Thanks Paul - shame that I have to work for a living, as I wish I had more time for this sort of projects.
Meanwhile, I managed to evaporate some aluminium on the optics and assembled the OTA on the 31st of December.
I found that the focal plane is about 1.5mm further out from where it should be, indicating a potential problem. Maybe it is the unfigured back surface of the Mangin responsible. It will be a long iterative process to get this sorted.
And nearly forgot: Happy New Year everyone!
Last edited by Stefan Buda; 02-01-2018 at 10:00 PM.
Last night I captured some extra focal images of Canopus and sent them over to Bratislav for Roddier analysis.
This morning he sent me the results and I'm happy to report that the instrument is free from astigmatism. However the spherical aberration needs to be cured.
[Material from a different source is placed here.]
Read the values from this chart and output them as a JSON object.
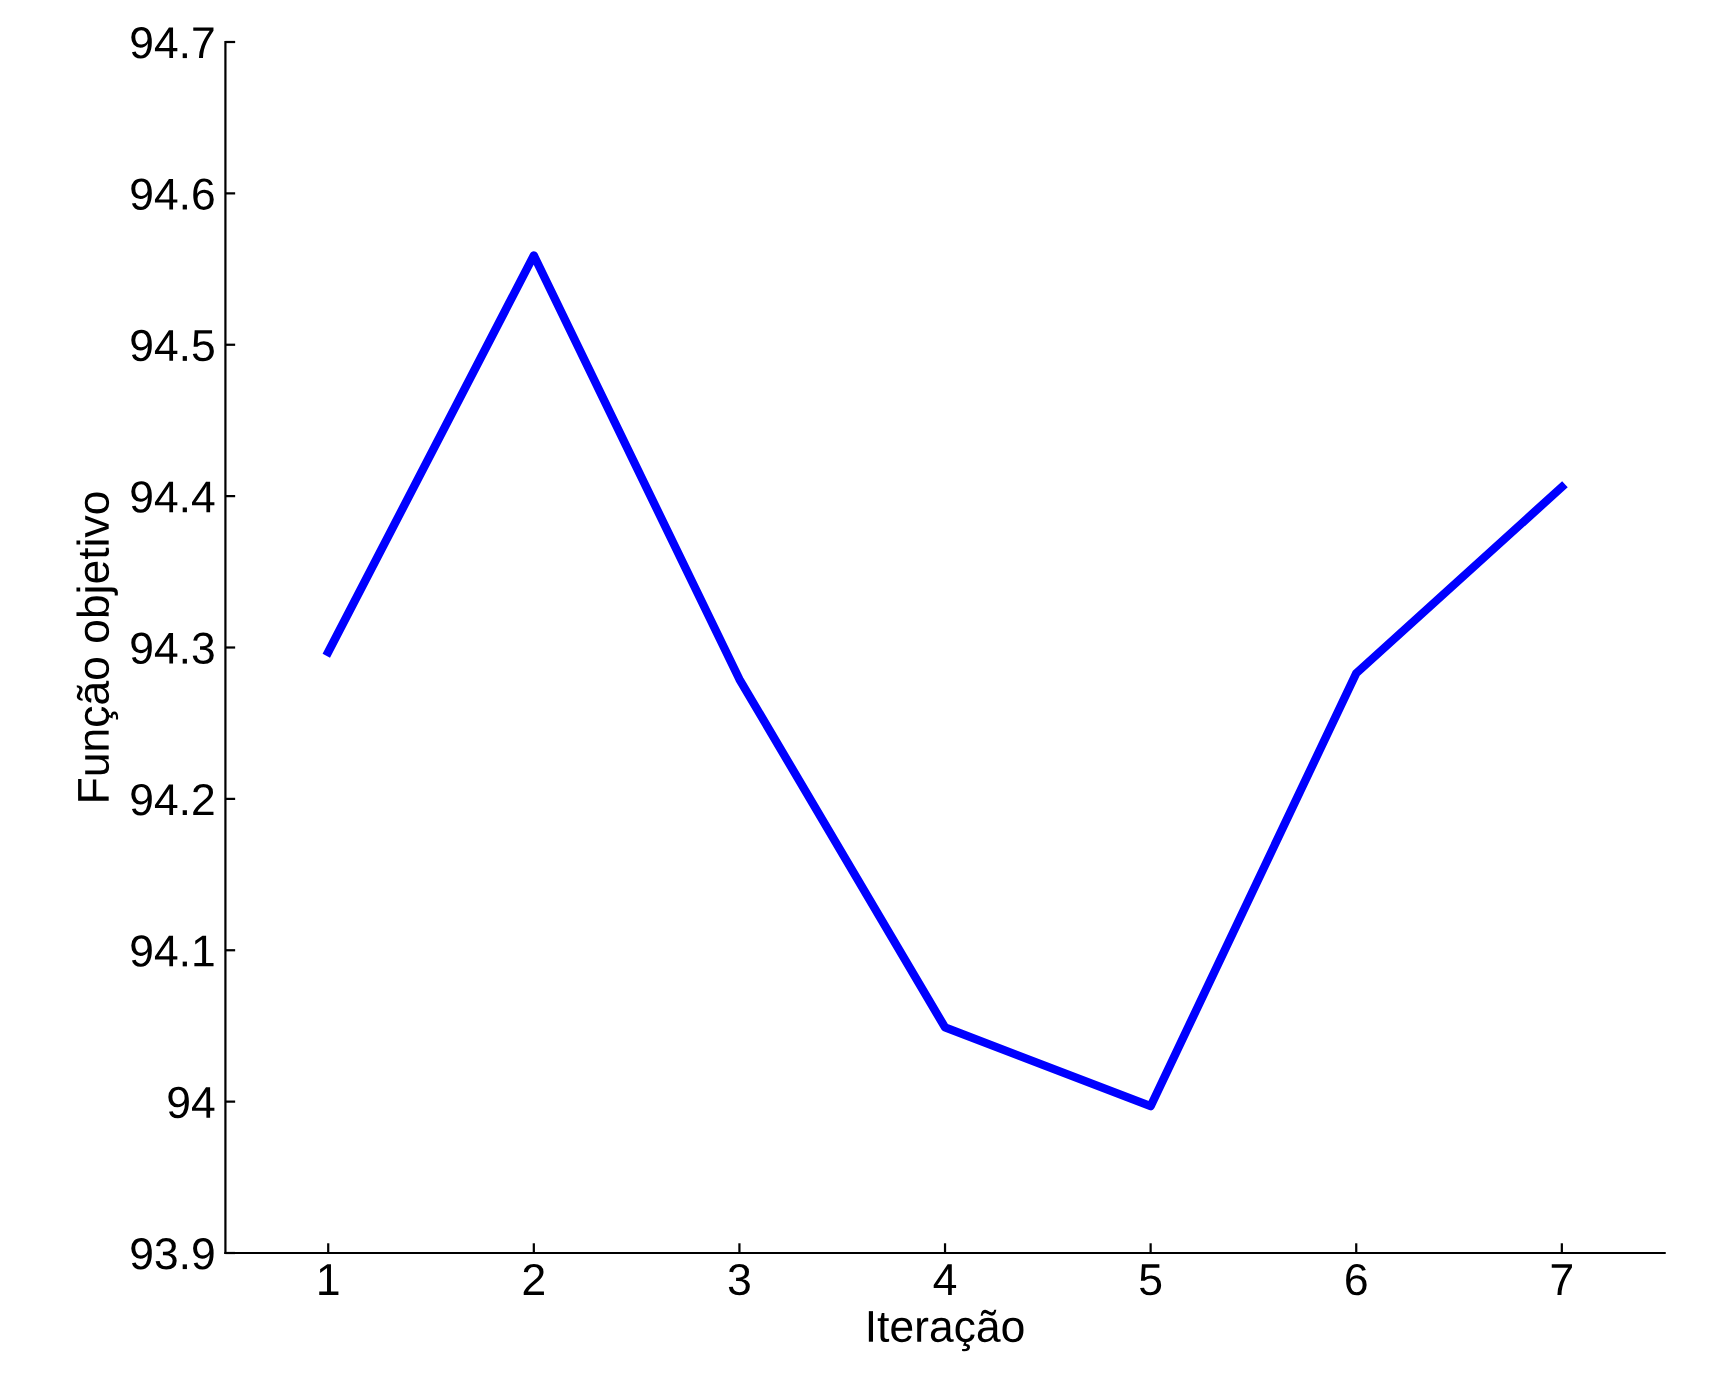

So, I pulled out the Mangin and measured R4 as I suspected that it was the culprit. Sure enough the spherometer showed a sagitta increase of 5 micron, corresponding to an increase of radius of 1.5mm. The damn polishing lap was working a lot harder on the inner edge than on the outer, despite of me using rather long strokes on the polishing machine - never trust a polishing lap even if you have performed exorcism on it. Optical polishing remains a black art, but I could have noticed the problem by periodically testing the surface with the spherometer.
Anyway, I decided to go back to fine grinding rather than try to polish it back to specs.
Yup you have SA with a touch of astigmatism, the astigmatic axis runs from 10 o'clock to 4 o'clock. Could have told you that from the image, never mind the roddier analysis.
The $64 question is whether the astigmatism is induced by strain in the optic by whatever is holding it (pinching) when the image was taken, or whether you've actually figured it that way. Only you can work this out.
You know what you have to do... though to remove a high zone of 5 microns I'd be practicing the gentle art of hand figuring with pitch and rouge, pressing with petal-shaped card templates to control where the contact zones are... forget fine grinding - far too drastic, and even cerium oxide is too drastic. Rouge is far more gentle when it comes to figuring.
Only downside is rouge is very, very, messy stuff to use, though it does come off in a washing machine. Just hope your wife just doesn't look closely at what goes in.